L’attitudine mentale degli operatori socio-sanitari che si occupano di abuso, in particolare se ai minori, non può limitarsi solo ad un supporto psicologico, ma dev’essere quella del problem solving con l’individuzione della situazione e poi delle soluzioni operative proponibili.

La gestione di un caso di violenza deve essere condotta sempre in equipe multidisciplinare a tutela di utenti e operatori.

I sanitari che ricevano segnalazioni di maltrattamenti oppure che direttamente li rilevino, dopo una prima valutazione congiunta multidisciplinare, sono tenuti a segnalare il caso al giudice che avvia un’indagine e, sulla base delle perizie necessarie, valuta la situazione per i conseguenti provvedimenti.


L’art. 330 cc afferma che quando il genitore viola o trascura i suoi doveri inerenti alla potestà sui figli o a-busa dei relativi poteri con grave pregiudizio del figlio, il giudice può pronunciare la decadenza della potestà sui figli e, per gravi motivi, può ordinare l’allontanamento del figlio dalla residenza familiare.

Se i genitori non possono più esercitare la potestà sui figli si avvia presso il Tribunale locale la procedura per la nomina di un tutore (art. 343 cc).

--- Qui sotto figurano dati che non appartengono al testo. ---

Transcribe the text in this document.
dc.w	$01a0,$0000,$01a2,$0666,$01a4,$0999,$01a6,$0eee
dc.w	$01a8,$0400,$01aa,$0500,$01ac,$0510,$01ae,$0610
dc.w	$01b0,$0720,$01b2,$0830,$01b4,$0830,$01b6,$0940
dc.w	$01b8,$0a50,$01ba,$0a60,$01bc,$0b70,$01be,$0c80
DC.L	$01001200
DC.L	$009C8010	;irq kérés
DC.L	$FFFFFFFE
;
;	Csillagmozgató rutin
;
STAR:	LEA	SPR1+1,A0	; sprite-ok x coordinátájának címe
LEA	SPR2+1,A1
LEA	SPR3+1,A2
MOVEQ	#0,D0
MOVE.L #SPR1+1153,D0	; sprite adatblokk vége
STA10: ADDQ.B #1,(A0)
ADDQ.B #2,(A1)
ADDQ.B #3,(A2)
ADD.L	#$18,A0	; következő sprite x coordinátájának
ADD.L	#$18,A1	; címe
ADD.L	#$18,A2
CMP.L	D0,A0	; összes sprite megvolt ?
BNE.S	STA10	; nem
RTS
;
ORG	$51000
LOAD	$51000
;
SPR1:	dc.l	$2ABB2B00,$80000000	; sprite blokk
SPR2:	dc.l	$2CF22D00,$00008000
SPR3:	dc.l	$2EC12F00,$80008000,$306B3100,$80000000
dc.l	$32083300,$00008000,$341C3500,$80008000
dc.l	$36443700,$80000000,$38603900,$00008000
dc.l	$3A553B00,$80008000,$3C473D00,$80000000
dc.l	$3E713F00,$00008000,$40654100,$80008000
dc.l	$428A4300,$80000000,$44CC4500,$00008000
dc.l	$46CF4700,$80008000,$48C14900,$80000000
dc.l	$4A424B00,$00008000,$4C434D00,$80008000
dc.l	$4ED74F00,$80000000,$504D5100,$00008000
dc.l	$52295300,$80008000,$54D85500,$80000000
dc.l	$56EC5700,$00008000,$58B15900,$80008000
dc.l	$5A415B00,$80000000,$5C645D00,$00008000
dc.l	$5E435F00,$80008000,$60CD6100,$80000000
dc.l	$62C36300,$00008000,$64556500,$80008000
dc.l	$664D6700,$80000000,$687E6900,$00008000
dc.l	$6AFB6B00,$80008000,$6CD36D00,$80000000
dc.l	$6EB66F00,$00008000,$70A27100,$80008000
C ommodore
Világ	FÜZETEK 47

Quando invece la condotta di uno o di entrambi i genitori non è tale da dar luogo alla pronuncia della decadenza dalla potestà sui figli, ma appare comunque pregiudizievole al figlio, secondo l’art. 333 cc il giudice può adottare i provvedimenti convenienti e può anche disporre l’allontanamento del figlio dalla residenza familiare, disponendo quindi la sospensione temporanea della potestà sui figli minori finalizzata al compimento di determinati atti.

Se dall’esame delle dinamiche familiari il giudice ritiene che vi siano le condizioni per una recuperabilità dei genitori del minore maltrattato, il trattamento potrà consistere in sostegni assistenziali, nella psicoterapia familiare o individuale, eventualmente anche nell’affido temporaneo e la relazione genitori-figli verrà comunque sostenuta durante il trattamento in vista di un rientro del minore in famiglia.

Se invece la situazione è indicativa di un’irrecuperabilità dei genitori nel loro ruolo, verrà attuata una psicoterapia del minore maltrattato e si provvederà ad una sua collocazione sostitutiva (affido, comunità, adozione).